Perfecta and Juan had ceased to see each other from the time of their marriage, because the sister had gone to Madrid with her husband, the wealthy Polentinos, who was as rich as he was extravagant. Play and women had so completely enslaved Manuel Maria Jose that he would have dissipated all his fortune, if death had not been beforehand with him and carried him off before he had had time to squander it. In a night of orgy the life of the rich provincial, who had been sucked so voraciously by the leeches of the capital and the insatiable vampire of play, came to a sudden termination. His sole heir was a daughter a few months old. With the death of Perfecta’s husband the terrors of the family were at an end, but the great struggle began. The house of Polentinos was ruined; the estates were in danger of being seized by the money-lenders; all was in confusion: enormous debts, lamentable management in Orbajosa, discredit and ruin in Madrid.

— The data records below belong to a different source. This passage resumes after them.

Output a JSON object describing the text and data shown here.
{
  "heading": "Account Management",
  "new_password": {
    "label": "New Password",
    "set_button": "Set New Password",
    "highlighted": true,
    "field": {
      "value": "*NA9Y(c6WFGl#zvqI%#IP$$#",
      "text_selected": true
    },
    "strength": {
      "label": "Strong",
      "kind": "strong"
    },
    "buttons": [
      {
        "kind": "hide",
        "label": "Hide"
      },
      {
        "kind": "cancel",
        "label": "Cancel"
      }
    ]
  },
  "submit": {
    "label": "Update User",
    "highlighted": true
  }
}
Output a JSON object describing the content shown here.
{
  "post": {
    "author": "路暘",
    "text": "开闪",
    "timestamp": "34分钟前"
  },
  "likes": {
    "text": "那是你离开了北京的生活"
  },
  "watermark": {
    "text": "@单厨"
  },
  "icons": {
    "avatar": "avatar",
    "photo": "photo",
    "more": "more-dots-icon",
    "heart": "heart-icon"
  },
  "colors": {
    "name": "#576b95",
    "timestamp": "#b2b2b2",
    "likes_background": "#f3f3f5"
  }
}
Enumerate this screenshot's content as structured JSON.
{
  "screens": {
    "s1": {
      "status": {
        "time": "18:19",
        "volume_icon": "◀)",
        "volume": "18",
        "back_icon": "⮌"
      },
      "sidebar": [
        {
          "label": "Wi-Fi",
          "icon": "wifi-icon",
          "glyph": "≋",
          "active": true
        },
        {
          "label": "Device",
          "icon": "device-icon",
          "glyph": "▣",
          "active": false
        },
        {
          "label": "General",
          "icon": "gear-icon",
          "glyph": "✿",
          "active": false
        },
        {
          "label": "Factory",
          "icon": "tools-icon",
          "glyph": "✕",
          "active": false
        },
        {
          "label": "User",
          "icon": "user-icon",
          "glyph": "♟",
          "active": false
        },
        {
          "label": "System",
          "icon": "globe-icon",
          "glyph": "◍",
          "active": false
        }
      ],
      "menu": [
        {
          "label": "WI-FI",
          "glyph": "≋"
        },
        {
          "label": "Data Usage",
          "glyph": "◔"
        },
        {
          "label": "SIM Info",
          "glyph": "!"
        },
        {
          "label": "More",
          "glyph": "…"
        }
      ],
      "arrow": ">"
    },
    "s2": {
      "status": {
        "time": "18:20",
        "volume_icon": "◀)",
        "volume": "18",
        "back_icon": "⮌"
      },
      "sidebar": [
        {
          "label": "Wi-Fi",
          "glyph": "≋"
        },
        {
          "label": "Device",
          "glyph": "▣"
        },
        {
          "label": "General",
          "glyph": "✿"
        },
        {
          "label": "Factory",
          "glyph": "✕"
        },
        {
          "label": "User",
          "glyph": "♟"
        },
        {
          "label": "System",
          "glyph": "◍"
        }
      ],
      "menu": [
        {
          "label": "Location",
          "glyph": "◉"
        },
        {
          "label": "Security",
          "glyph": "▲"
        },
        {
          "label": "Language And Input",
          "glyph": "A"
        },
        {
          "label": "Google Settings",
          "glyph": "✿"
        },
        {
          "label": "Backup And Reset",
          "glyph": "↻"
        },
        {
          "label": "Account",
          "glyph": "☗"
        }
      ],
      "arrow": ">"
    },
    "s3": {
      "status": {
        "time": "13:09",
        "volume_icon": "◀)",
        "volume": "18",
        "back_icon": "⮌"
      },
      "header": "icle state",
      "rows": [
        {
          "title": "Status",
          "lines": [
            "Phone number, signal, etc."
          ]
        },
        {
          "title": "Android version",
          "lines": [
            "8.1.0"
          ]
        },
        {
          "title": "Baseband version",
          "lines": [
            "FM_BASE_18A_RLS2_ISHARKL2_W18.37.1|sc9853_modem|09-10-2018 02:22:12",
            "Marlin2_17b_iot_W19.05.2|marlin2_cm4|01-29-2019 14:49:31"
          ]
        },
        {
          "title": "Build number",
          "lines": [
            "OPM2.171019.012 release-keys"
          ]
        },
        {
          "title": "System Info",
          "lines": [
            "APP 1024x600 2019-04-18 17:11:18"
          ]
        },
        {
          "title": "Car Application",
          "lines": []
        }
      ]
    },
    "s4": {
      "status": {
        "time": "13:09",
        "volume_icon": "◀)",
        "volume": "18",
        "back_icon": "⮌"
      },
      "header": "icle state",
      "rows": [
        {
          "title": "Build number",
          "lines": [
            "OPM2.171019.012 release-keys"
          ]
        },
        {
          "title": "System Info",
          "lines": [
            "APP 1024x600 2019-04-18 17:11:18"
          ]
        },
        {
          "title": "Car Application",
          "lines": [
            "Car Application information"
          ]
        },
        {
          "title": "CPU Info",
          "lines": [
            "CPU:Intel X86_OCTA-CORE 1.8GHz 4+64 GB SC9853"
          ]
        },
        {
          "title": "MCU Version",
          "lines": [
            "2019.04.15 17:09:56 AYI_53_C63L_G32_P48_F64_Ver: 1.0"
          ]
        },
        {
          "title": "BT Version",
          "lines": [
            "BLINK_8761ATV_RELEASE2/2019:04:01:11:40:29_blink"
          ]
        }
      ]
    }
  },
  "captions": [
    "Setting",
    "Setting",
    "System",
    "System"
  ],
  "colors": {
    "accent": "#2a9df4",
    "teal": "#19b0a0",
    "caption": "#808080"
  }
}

Perfecta sent for her brother, who, coming to the distressed widow’s assistance, displayed so much diligence and skill that in a short time the greater part of the dangers that threatened her had disappeared. He began by obliging his sister to live in Orbajosa, managing herself her vast estates, while he faced the formidable pressure of the creditors in Madrid. Little by little the house freed itself from the enormous burden of its debts, for the excellent Don Juan Rey, who had the best way in the world for managing such matters, pleaded in the court, made settlements with the principal creditors and arranged to pay them by instalments, the result of this skilful management being that the rich patrimony of Polentinos was saved from ruin and might continue, for many years to come, to bestow splendor and glory on that illustrious family.